Plays well in space? Memo to Coach J-Mac: Pick a kid who can play on Earth. . . .

From the life-ain’t-fair dept.: Half of middle-aged American men are bald, but Mel Kiper Jr. has enough lettuce to feed the world. . . .

By the way, one of the great streaks in sports will end next weekend. The U of Miami has produced at least one first-rounder for 14 consecutive years but won’t make it 15. LSU figures to reach six in a row Saturday, which would be the longest active streak. . . .

Mike Mayock, NFL Network draftnik, on West Virginia’s Pat White, the best player available without a position to call his own: “If I was a GM, I’d take him in the second round with no reservations. You can use him in the Wildcat (formation) and try to develop him as a quarterback. He has that kind of ability.” . . .

You’ll be glad to know that, after all the brain damage, J-Mac is favored to win his first game as keeper of the Broncos’ flame. The Las Vegas Hilton, the world’s largest sports book, has Da Bronx listed at minus-3 over the Bengals. . . .

According to a story in Pro Football Weekly, Broncos blockmeister Ryan Clady has the longest arms — 36 3/4 inches — of any NFL left tackle. Makes you wonder, doesn’t it? Does the guy who did the measuring moonlight as a specimen-cup collector? . . .

They was robbed! The Clippers, that is. They ended their season the other day with a 41-point loss. To the Okie City Thunder-dunders, who were trying to avoid their 60th defeat. Trying. What a concept, huh, Clippers? . . .

The Yankees have a pitcher named Phil Coke. And you thought those NASCAR guys went a little overboard in endorsing products. . . .

Great news, Yankee fans. Another half-dozen trainer’s table dances in Florida and A-Rod should be good to go. . . .

Some woman was bitten several times the other day after leaping into the polar-bear lair at a Berlin zoo. OK, so I’ll give you that. But name me one other thing more painful than watching the Nationals. . . .
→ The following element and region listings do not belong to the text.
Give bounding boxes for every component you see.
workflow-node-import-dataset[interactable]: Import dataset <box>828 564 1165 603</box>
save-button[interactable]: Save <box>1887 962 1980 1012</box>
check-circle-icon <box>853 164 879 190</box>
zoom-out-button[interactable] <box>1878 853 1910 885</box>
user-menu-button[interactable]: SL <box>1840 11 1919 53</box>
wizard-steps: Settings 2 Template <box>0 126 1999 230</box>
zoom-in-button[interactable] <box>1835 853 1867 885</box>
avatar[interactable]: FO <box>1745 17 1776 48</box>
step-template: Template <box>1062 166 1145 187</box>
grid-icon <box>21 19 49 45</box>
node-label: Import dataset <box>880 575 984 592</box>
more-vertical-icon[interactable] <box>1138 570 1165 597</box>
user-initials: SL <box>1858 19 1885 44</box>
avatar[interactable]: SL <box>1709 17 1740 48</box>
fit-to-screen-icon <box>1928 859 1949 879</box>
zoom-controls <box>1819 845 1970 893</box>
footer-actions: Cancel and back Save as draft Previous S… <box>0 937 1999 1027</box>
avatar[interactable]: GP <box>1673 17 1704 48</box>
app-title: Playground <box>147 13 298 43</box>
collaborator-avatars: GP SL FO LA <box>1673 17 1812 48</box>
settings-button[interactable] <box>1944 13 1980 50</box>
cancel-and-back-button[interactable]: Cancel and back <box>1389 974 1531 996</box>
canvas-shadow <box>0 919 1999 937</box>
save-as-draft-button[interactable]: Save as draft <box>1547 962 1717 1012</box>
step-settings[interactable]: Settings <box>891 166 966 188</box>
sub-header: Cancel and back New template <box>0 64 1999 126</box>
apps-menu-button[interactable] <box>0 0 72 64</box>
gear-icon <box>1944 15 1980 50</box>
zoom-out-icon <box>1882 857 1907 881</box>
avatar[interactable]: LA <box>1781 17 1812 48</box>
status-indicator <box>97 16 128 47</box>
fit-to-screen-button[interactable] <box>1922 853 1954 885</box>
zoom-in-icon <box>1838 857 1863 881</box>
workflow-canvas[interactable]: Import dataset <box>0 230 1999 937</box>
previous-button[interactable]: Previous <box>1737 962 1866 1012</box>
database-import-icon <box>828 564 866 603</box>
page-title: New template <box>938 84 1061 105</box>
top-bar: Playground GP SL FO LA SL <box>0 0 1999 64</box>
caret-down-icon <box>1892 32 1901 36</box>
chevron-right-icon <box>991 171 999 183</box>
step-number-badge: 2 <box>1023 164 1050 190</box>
They say it’s your birthday: One hoops Hall of Famer, Tiny Archibald (61), and two football Hall of Famers-in-waiting, Derrick Brooks (36) and Willie Roaf (39).

Jim Armstrong: 303-954-1269 or jmarmstrong@denverpost.com

Bottoms up!

This Bear’s a party animal.

According to the website tips@chicagoist.com, that isn’t cough syrup in Jay Cutler’s glass.

Jay-C was spotted a few nights ago laughing and drinking it up at Hub51, a trendy Chicago-area hangout. We’ll let the website tell the rest of the story. . . .

“While we were excited to see the Bears upgrade from Kyle Orton to Jay Cutler on the field, we feared an end to crazy QB antics to entertain us during the offseason. Never fear, Bears fans. Cutler hasn’t even suited up for this first Bears minicamp, and he’s already attempting to live up to the high bar that Captain Neckbeard (Orton) set.

“Cutler was spotted partying with new teammate Greg Olsen at Hub51. . . . In addition to palling it up with his new tight end, Cutler apparently got up-close and personal with Internet columnist/starlet Julia Allison. The two left together but not before Cutler asked the DJ to play ‘Bear Down, Chicago Bears!’ ”

No word on whether Josh McDaniels was part of Jay-C’s entourage.

Five fearless predictions

The NBA playoffs have arrived. Here are five predictions for The Association’s second season:

Allen Iverson tells Pistons coach Mi- chael Curry that he’s good to go. Curry responds by saying, “Good. Go away because you’re certainly not welcome around here.”

Shaq shows up at a Magic practice to give Dwight Howard a few tips on shooting free throws.

TNT analyst Charles Barkley will be overheard saying, “You know, for a guy who can’t spell his first name, this Dwyane Wade kid is pretty good.”

The Blazers won’t make it to the Western Conference finals — yet.

George Karl will be asked if he’s concerned about his players living it up in New Orleans. And Karl will respond by saying, “Nah, my players don’t go to bars. They only hang out in tattoo parlors.”